Nadeem rushed to help Ismail and the pair started chest compressions and shouted for someone to see if there was a defibrillator about.

Luckily there was one at the site but even with it there was still only an outside chance they would be able to bring Dilraj back to life without all the equipment and drugs that would be used in a hospital.

Nadeem, of Oadby, said: “Chest compressions alone very rarely start a heart going again and even if you have a defibrillator you need some electrical activity in the heart for it to work so it’s not guaranteed to bring someone back to life. Luckily Dilraj could be saved because he had a shockable rhythm.”

While Nadeem had done CPR in the past, he had never done it on a friend before.

He said: “I’ve known Dilraj for six years and I knew he was married and had a young boy so it was horrible.

“I remember thinking, ‘You can’t die. It’s not an option’.

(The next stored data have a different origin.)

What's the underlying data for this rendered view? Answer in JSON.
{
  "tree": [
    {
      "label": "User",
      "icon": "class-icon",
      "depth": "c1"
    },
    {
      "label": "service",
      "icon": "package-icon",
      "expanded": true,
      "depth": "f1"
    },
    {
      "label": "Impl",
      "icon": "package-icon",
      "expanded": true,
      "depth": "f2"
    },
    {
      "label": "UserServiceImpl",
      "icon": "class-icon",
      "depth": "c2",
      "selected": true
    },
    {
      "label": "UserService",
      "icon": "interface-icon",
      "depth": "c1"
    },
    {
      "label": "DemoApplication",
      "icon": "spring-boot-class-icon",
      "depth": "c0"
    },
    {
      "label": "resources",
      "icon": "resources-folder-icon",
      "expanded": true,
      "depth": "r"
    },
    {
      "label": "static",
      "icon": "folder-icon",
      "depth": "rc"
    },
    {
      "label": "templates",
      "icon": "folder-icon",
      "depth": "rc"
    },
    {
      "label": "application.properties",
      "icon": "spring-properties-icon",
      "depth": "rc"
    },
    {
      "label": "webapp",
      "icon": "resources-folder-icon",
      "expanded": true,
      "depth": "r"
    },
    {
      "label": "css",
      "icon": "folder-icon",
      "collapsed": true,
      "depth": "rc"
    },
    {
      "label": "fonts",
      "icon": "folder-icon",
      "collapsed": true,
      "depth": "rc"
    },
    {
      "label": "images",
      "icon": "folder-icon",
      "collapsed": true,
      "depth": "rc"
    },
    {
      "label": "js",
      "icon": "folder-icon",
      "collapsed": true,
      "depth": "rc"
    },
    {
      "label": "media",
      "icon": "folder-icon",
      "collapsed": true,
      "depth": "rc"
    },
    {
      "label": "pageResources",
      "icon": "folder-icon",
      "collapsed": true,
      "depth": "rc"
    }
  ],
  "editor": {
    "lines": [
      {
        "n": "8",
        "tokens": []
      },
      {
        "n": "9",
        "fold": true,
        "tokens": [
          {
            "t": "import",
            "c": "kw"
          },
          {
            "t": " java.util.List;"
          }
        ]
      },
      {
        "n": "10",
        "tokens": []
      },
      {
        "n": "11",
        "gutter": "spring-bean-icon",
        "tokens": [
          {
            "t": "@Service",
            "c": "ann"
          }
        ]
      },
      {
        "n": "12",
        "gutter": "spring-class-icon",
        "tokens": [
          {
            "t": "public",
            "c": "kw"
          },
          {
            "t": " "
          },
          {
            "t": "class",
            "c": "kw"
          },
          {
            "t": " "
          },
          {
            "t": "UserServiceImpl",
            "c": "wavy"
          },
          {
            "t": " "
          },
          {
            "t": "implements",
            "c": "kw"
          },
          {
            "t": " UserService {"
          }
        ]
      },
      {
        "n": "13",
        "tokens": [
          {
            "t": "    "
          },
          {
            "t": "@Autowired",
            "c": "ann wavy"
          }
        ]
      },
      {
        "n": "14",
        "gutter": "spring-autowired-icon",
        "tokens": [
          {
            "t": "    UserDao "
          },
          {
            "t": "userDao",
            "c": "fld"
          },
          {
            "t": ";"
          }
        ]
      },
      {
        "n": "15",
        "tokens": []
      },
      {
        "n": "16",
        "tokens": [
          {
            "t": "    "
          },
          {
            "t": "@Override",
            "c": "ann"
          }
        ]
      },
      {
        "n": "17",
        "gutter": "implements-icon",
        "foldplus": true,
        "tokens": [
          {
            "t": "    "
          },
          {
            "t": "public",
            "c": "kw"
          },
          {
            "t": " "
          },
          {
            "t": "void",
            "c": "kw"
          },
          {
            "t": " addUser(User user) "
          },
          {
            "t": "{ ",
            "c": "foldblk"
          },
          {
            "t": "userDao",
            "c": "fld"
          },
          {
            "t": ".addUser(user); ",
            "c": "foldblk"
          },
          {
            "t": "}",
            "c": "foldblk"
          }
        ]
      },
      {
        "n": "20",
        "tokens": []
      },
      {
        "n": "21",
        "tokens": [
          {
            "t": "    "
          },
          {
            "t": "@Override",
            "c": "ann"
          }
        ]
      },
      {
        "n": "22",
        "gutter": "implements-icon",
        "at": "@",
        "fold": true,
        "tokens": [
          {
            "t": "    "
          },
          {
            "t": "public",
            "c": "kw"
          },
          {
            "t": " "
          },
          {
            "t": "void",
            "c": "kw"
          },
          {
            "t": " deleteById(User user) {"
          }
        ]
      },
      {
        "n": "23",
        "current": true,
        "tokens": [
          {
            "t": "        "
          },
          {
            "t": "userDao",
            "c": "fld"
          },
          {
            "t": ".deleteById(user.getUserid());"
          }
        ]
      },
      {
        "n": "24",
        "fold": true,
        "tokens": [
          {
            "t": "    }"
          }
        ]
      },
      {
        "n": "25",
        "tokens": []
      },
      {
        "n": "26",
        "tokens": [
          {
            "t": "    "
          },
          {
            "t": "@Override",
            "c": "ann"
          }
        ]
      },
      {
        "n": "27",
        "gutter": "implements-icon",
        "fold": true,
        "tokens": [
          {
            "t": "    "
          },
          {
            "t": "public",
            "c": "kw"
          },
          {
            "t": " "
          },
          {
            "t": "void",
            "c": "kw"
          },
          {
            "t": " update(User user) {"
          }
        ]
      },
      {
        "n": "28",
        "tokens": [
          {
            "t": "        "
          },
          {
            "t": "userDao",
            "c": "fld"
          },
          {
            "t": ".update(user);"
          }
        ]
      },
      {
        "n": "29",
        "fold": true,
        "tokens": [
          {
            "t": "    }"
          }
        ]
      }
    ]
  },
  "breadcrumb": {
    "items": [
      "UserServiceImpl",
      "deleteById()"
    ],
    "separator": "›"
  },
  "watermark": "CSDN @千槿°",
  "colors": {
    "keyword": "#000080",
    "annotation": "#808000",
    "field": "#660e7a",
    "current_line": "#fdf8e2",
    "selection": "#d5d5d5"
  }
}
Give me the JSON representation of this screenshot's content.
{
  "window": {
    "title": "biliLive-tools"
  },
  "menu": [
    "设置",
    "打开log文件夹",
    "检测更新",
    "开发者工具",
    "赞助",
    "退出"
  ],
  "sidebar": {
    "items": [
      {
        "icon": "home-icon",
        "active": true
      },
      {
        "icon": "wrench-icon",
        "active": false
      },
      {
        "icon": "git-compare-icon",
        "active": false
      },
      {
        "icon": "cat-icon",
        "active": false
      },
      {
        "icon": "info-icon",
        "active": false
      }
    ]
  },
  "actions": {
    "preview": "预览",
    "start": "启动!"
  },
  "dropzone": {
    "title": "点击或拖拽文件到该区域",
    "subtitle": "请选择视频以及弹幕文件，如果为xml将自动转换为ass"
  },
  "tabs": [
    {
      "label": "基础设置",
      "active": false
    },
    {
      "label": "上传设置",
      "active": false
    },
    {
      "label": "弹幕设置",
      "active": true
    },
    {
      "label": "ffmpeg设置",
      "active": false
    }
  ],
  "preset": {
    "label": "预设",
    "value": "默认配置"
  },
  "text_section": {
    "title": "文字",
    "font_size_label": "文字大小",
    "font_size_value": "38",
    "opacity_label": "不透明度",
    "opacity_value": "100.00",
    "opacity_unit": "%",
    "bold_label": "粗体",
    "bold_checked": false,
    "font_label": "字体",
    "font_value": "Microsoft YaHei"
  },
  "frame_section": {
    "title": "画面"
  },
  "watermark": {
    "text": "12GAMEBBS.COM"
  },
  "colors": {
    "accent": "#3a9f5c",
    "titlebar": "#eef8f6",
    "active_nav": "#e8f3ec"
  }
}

“It was very surreal. After he was shocked we kept doing compressions and he started groaning after about 10 seconds or so.

“He told me, ‘Nad, don’t worry. I’ve just had a nap’.

“He had no idea what had gone on. But everything had just worked out perfectly.

“It was an amazing bit of luck, or fate, or whatever, that two doctors and a defibrillator were right there. If it had happened at home it would have been very different.”

Describing what happened from his perspective, Dilraj, a 45-year-old dad from Anstey, said: “I just felt a tightness in my chest after about an hour of playing.

“It felt like the symptoms of a heart attack but I wasn’t worried – if it was a heart attack it would hurt a lot more, I thought.

“I sat down and the pain dissipated but then I went to pick up a football that was kicked from another pitch and felt worse again.

“I told my friend in goal I was going home and started to walk back to my car and had a sudden dizzy spell.

“The next thing I knew I was coming to, lying on the ground next to the defibrillator. No one said I’d died so I told them I wanted to go home.

“They said, ‘You’re not going anywhere. There’s an ambulance coming for you’!”

He spent three nights at Glenfield Hopsital and had a stent inserted in the artery that had caused the heart attack to prevent it happening again.

He said: “If it wasn’t for Nadeem and Ismail I wouldn’t be here.

“I’m also very fortunate there was a defibrillator and I want to advocate for more to be dotted around the county because they are critical.

“A lot of things came together to save my life.”